Because there are no market capitalization restrictions on the fund’s investments, the fund may purchase stocks of any capitalization, including, but not limited to, large-cap, mid-cap or small-cap stocks. There is also no percentage limit on the fund’s ability to invest in foreign and emerging markets securities. The fund’s international stock investments may include stocks of companies based in or doing substantial business in both developed markets and emerging markets. The fund may also from time to time, as part of its principal investment strategies, invest a substantial portion of its assets in cash or cash equivalents.
The analysis of a potential investment focuses on valuing a company and purchasing securities of that company if the investment adviser believes its intrinsic value exceeds its current market price. Conversely, the investment adviser sells securities of a company when its market price exceeds its intrinsic value or when alternative investments present better potential for capital appreciation. When assessing a company’s intrinsic value, the investment adviser considers a number of factors that may influence its earnings potential, including: strength of technology, breadth of product line, barriers to entry (including patents and other intellectual property rights), the competitive environment, product development, marketing acumen, and management strength and vision.
The fund is non-diversified, which means that it invests in fewer companies than a diversified fund. In addition, the fund has a policy of concentrating its investments in alternative energy and clean technology industries. Although some of the fund’s holdings may produce dividends, interest, or other income, current income is not a consideration when selecting the fund’s investments.

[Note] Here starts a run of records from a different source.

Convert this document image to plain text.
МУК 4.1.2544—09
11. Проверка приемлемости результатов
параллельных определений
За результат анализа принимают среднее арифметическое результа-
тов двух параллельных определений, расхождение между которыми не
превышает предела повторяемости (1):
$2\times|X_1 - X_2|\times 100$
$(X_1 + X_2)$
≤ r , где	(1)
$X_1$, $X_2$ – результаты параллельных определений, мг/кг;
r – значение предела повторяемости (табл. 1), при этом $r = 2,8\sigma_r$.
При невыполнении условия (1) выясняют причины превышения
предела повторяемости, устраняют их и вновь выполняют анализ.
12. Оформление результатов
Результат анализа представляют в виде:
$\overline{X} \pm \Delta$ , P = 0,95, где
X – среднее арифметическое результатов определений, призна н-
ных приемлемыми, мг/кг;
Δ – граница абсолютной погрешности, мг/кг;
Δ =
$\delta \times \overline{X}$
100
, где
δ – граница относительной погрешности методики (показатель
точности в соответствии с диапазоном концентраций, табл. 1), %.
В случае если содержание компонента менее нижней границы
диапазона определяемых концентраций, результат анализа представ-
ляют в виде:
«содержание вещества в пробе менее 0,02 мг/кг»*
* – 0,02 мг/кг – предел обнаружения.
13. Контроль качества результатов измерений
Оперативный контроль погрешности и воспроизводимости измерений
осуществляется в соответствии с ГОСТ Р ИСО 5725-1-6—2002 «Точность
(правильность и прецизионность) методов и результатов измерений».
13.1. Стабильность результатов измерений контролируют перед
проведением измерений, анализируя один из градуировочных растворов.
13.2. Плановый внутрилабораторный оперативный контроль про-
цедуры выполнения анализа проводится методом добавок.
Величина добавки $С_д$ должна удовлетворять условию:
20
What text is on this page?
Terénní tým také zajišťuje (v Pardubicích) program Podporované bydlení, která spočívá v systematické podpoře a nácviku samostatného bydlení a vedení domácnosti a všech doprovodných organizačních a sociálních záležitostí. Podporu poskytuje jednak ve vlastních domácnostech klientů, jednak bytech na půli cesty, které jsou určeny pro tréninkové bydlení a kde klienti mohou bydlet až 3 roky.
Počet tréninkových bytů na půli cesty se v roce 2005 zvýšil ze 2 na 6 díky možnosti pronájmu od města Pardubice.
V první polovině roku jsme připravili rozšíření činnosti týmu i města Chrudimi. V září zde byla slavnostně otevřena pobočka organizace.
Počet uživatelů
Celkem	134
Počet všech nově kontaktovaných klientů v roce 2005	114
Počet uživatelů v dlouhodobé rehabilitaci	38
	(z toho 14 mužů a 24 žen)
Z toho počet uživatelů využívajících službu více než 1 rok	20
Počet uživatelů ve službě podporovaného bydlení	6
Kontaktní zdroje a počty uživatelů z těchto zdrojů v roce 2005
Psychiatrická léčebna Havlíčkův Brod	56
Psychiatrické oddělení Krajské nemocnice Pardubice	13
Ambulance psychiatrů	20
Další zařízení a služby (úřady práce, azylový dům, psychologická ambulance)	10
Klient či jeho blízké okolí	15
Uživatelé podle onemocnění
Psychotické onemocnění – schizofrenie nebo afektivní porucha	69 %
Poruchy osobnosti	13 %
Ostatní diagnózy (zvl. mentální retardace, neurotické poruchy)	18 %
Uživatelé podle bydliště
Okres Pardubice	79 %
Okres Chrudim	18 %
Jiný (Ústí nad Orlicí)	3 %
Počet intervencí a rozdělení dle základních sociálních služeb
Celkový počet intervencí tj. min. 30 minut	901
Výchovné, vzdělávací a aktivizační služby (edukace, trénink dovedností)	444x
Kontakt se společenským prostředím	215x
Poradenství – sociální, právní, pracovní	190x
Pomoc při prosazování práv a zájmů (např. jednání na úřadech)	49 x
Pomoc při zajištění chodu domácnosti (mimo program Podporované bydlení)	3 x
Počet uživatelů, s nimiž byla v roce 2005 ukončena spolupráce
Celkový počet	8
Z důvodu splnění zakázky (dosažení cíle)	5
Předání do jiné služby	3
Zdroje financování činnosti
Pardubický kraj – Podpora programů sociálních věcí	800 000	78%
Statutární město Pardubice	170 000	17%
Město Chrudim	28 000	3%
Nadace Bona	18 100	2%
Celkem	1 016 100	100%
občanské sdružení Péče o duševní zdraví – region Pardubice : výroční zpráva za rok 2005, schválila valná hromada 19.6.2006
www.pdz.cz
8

Sustainable investing approach: This is a thematic fund. The fund invests its assets in alternative energy and alternative energy technology companies, both U.S. and international. Alternative energy currently includes energy generated through solar, hydrogen, wind, geothermal, hydroelectric, tidal, biofuel, and biomass. Alternative energy technologies currently include, but are not limited to, technologies that enable energies to be tapped, stored, or transported, such as fuel cells; services or technologies that conserve or enable more efficient utilization of energy; and technologies that help minimize harmful emissions from existing energy sources, such as helping reduce carbon emissions.
Notes of Explanation: For mutual funds, expense ratio may vary by share class and launch date applies to the launch date of the earliest share class. Sources: Fund prospectus or other offering document, as disclosed.